No More TSA Nude-O-Scope

Apparently a software upgrade is taking care of the issue:

After complaints from travelers the TSA earlier this year began testing at four airports software for the full-body scanners that instead uses a generic body outline and highlights the area where any anomaly is detected, eliminating the actual image of the passenger.

This deals with my primary concern about these things. I’d also want to know that there’s no way an agent can pull up the image, and that the image is not stored. I don’t really give a crap if a computer analyses an image of me. Now the only concern is the long-term effects of the radiation.

Someone should probably FOIA specs for this software upgrade to ensure everything is as advertised. You know, someone like the media, who’s supposed to hold the Government accountable. Or something like that. Hard to say that with a straight face these days.

9 thoughts on “No More TSA Nude-O-Scope”

  1. No. Its not what the machines do. Its not controls that keep images from being saved*. Its that these scanners are used on the travelling public at all. Its that the TSA exists. Its that we are stripped of our rights, liberty, and property without cause, without trial by agents who are neither LEO’s nor judges.

    I’m pleased with this. We can start chipping away at the devices that represent the infringement of our rights and humanity. Then we can start chipping away at the procedures. Finally we can chip away at the very institutions that infringe them.

    This is a step, but it is not the end goal.

    * Good luck with that. TSA agents have cellphones and cameras**

    ** Stolen from travelers of course.

  2. Sorry, but you’re a tech guy, you should know better.

    To know *where* those objects are, the nude picture of you has to be analyzed. It will be stored too, for ‘quality assurance purposes’. Then, a gingerbread icon is displayed so that everyone believes that’s the image the system was working with and the nekkid pictures will continue to somehow magically end up on USB drives.

    The best course of action is to rid ourselves of the TSA, allow a private security firm to perform the scans, harden the cockpit, and rely on the swarm of passengers that will take care of any idiot who tries to take down a plane.

  3. Hey! Look! The short bus stasi are making superficial changes to the way they do something they should Not be doing in the first place!

    (And that is not even getting into their complete worthlessness or criminal behavior.)

  4. And now they have evolved the argument from their existence, to what they initially see.

    I dont care what they have, they dont need to be there.

  5. My primary objection to these machines, and the TSA in general, is that they shred the Fourth Amendment.
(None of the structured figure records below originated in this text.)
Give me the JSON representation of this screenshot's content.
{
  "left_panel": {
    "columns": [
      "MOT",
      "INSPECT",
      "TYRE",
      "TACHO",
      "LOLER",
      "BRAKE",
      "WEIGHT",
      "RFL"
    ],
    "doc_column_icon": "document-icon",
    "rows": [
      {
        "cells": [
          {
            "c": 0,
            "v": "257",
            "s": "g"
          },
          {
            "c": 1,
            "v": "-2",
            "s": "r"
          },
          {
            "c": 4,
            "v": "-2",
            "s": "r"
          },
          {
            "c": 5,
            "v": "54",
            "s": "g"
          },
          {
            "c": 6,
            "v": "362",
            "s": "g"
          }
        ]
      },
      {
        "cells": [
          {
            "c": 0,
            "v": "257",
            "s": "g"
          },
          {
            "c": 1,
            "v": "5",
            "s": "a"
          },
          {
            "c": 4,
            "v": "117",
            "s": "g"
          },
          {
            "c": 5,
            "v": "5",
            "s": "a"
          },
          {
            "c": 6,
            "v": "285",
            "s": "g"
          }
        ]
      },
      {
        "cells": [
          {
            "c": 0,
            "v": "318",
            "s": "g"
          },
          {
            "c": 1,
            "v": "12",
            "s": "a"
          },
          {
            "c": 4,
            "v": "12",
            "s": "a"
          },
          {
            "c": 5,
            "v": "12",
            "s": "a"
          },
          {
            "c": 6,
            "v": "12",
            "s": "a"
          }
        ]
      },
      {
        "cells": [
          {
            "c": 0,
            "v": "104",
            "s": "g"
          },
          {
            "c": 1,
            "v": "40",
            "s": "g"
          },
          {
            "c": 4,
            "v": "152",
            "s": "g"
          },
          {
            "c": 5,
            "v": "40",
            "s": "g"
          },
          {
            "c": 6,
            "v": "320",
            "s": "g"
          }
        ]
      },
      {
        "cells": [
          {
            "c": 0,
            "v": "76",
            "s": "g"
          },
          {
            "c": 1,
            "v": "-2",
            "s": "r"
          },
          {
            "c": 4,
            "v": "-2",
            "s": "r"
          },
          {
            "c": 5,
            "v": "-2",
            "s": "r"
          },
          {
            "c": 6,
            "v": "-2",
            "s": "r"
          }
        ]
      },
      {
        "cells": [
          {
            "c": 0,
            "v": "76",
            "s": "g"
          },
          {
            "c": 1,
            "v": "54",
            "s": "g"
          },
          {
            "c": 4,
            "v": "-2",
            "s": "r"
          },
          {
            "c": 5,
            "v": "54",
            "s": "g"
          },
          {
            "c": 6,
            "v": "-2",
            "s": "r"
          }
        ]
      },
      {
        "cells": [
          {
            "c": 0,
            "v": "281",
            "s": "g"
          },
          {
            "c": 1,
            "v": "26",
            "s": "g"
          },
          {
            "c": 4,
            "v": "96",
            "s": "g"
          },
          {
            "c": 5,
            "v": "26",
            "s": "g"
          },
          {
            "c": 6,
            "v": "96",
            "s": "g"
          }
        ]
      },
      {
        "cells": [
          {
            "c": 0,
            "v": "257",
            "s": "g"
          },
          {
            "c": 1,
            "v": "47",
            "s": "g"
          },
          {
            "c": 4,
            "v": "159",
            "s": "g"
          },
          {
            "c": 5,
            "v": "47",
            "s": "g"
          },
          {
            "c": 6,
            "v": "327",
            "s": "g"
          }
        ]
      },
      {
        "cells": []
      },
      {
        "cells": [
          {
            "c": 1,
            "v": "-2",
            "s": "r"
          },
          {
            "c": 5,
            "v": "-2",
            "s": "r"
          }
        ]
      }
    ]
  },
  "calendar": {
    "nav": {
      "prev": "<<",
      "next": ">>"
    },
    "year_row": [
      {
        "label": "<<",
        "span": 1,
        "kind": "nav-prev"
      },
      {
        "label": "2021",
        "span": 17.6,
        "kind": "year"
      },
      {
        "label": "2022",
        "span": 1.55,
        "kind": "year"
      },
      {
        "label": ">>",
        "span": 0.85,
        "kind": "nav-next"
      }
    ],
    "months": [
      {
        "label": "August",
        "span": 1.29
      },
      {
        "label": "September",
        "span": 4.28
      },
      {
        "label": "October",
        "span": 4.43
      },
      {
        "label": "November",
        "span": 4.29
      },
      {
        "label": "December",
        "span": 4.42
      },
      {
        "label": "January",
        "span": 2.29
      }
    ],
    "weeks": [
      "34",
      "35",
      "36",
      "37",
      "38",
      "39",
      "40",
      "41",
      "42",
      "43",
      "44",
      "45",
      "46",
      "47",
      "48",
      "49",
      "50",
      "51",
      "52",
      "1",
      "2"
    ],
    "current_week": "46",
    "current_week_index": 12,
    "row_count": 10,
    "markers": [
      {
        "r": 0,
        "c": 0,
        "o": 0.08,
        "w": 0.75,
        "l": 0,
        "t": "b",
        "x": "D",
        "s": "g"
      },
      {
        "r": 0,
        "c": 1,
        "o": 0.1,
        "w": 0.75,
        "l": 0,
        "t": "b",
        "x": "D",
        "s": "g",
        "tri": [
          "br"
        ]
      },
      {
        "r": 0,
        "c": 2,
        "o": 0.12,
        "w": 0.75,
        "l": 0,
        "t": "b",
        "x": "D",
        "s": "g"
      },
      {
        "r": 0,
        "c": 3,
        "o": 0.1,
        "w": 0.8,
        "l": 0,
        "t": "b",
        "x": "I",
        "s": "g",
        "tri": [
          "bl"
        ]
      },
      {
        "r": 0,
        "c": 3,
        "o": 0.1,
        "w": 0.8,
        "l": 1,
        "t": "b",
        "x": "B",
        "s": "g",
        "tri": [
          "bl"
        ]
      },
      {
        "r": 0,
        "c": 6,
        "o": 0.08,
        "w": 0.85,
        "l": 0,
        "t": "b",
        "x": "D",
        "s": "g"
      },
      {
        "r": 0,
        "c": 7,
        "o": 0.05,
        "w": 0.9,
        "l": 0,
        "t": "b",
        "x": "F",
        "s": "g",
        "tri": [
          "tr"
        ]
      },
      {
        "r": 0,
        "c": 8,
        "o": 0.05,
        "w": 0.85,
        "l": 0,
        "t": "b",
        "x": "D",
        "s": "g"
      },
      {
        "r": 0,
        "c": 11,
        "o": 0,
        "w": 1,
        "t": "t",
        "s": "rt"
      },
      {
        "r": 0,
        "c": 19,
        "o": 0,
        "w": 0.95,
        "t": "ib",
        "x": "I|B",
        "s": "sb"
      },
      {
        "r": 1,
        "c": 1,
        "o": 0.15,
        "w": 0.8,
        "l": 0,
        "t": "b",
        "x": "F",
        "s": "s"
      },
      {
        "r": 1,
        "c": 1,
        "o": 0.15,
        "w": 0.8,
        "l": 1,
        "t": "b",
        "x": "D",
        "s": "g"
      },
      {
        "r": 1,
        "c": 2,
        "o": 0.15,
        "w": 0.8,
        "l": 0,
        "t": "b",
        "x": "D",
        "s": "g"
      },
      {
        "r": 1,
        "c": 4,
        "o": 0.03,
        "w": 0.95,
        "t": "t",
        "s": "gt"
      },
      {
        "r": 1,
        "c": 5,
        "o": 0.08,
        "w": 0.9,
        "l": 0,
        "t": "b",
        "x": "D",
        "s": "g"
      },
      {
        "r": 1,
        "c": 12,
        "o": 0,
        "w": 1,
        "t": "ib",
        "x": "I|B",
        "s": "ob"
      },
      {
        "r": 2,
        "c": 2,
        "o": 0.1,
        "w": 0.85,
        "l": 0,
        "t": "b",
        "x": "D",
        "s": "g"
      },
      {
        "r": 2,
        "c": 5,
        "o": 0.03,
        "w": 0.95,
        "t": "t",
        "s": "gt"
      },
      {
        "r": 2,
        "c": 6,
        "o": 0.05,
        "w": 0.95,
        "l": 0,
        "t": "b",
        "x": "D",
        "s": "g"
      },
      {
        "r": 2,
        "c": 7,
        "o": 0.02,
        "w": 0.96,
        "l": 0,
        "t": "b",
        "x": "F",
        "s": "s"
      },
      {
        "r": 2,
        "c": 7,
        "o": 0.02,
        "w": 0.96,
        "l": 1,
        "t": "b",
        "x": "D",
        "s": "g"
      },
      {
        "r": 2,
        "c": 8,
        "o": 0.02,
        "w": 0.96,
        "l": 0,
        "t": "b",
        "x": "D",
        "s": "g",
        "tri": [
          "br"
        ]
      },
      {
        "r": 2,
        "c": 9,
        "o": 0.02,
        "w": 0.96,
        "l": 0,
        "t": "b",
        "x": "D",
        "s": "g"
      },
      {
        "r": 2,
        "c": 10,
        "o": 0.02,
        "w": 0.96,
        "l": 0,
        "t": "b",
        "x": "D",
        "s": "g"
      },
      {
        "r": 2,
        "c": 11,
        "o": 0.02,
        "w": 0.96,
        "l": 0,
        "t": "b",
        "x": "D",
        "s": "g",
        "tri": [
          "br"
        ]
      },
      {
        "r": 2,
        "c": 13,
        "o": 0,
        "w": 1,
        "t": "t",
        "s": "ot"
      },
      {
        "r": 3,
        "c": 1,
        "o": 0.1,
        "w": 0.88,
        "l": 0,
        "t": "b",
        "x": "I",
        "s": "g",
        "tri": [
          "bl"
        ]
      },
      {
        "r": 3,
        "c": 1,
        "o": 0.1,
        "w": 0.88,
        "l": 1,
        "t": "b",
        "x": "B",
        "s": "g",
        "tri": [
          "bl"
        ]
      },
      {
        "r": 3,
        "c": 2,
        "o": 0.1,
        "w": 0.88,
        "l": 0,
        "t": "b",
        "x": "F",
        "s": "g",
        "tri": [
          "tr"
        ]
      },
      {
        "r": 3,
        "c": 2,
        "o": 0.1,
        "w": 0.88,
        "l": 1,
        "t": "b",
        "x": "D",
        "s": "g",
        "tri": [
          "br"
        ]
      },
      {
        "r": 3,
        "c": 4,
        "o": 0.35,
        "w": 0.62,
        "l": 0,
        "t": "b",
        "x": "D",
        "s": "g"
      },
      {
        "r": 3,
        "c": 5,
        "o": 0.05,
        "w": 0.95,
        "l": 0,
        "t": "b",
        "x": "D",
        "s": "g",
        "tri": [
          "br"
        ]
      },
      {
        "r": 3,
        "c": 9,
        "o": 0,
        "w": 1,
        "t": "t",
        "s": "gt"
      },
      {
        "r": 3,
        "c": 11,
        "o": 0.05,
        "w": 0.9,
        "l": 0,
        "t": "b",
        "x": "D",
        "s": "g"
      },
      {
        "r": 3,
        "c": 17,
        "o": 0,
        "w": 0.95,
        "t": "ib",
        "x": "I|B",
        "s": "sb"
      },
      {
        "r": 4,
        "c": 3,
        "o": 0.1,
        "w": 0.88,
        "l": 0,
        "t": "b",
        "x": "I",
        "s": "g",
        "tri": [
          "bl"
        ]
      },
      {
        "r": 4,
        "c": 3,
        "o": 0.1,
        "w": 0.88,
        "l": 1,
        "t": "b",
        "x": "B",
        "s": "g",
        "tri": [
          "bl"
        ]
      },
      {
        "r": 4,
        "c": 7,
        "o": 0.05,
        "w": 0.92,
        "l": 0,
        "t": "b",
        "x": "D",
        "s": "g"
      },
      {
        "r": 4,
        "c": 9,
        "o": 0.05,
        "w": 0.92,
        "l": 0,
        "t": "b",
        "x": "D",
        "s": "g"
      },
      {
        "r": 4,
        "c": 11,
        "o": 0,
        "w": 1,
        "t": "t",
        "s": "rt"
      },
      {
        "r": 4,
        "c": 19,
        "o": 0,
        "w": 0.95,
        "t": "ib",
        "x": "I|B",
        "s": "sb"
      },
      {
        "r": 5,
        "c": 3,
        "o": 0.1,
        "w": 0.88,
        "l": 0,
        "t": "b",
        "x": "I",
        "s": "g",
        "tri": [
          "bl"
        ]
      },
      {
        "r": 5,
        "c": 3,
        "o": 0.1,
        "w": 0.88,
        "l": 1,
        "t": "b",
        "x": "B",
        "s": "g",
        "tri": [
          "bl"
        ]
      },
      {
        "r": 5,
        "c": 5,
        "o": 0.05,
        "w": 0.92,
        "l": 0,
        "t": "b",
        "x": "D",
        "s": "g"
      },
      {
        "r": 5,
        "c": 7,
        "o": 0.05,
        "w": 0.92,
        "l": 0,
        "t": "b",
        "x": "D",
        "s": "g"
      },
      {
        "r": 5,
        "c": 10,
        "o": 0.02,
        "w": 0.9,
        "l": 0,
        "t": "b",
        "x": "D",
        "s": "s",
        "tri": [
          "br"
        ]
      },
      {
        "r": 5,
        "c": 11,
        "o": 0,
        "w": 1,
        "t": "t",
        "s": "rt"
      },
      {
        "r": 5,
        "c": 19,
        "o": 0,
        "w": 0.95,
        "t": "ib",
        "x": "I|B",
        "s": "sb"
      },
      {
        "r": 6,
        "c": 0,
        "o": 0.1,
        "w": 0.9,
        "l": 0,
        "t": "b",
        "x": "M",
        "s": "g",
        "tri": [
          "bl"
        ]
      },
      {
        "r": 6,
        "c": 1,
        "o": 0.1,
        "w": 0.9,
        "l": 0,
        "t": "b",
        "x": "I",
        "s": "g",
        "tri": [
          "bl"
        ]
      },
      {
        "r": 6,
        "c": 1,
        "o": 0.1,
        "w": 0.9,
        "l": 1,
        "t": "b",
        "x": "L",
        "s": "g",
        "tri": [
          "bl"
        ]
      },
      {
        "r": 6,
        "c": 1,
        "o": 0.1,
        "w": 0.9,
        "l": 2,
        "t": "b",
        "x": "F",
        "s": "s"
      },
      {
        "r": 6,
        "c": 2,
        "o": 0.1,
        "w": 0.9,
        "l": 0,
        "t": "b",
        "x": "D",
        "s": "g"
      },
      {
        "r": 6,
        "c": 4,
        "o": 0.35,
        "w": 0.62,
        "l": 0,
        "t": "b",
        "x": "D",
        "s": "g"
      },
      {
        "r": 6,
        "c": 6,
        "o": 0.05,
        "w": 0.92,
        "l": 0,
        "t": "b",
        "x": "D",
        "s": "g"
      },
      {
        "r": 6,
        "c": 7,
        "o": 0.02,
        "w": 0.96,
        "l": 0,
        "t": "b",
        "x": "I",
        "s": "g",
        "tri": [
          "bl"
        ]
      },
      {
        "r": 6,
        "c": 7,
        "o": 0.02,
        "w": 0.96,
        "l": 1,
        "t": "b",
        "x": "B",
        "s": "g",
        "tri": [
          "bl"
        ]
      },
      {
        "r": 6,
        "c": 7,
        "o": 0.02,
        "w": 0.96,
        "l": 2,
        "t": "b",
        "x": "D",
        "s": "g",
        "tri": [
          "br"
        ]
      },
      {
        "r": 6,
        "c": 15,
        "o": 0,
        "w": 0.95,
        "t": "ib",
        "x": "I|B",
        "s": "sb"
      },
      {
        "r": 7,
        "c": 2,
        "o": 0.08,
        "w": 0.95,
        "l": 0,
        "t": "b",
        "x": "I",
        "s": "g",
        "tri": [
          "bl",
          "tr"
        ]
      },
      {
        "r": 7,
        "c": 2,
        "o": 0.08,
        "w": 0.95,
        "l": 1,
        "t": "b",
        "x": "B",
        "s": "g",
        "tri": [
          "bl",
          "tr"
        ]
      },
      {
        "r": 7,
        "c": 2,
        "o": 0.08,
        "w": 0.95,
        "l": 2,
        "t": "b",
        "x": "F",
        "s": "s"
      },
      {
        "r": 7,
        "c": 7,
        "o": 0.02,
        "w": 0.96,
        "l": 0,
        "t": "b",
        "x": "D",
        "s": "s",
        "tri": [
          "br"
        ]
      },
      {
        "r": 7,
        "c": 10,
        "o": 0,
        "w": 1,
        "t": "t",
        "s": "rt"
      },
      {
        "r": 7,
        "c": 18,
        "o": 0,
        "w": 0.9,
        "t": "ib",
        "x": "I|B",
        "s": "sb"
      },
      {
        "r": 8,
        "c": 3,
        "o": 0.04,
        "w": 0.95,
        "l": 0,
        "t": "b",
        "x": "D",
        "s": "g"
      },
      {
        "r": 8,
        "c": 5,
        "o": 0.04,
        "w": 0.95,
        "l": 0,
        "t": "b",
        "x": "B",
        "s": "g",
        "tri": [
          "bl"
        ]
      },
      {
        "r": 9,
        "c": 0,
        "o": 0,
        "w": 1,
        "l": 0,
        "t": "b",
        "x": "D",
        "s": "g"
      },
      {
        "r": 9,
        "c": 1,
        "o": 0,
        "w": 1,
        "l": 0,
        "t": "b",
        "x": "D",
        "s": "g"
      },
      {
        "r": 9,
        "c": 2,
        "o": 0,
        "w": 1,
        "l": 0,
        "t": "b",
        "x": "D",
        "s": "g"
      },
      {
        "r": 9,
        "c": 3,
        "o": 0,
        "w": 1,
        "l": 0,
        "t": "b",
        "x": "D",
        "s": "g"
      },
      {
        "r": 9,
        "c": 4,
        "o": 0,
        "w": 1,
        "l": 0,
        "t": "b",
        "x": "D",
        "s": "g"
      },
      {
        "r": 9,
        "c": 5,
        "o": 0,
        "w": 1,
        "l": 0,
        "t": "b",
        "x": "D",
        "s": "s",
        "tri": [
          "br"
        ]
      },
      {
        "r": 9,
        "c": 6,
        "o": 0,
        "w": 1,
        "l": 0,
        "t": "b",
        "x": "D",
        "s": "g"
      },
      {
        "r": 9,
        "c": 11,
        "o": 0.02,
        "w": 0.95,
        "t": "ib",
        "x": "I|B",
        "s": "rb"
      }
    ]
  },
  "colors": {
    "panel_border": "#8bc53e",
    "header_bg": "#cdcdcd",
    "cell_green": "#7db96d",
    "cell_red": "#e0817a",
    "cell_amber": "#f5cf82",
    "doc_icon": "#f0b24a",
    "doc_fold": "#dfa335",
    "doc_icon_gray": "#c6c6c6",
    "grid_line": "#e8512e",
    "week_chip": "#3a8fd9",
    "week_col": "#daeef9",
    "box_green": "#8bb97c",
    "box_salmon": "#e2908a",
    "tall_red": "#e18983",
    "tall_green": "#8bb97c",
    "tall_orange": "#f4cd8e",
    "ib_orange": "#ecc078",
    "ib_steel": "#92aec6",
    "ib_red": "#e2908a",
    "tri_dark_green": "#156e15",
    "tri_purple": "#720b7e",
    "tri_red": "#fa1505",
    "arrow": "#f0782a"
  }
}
That is far more offensive than the thought of some jackbooted thug laughing or wanking over a picture of my naughty bits.

  6. I had a fake screen-saver like that once in case the boss came looking over the top of the cubicle, it looked like a spreadsheet.

  7. Dang, is it too late to withdraw my application to work as airport “security”?

  8. Sorry, slapping a blur filter into the image processing chain isn’t sufficient to bootstrap these monstrosities into something that is 4th amendment consistent.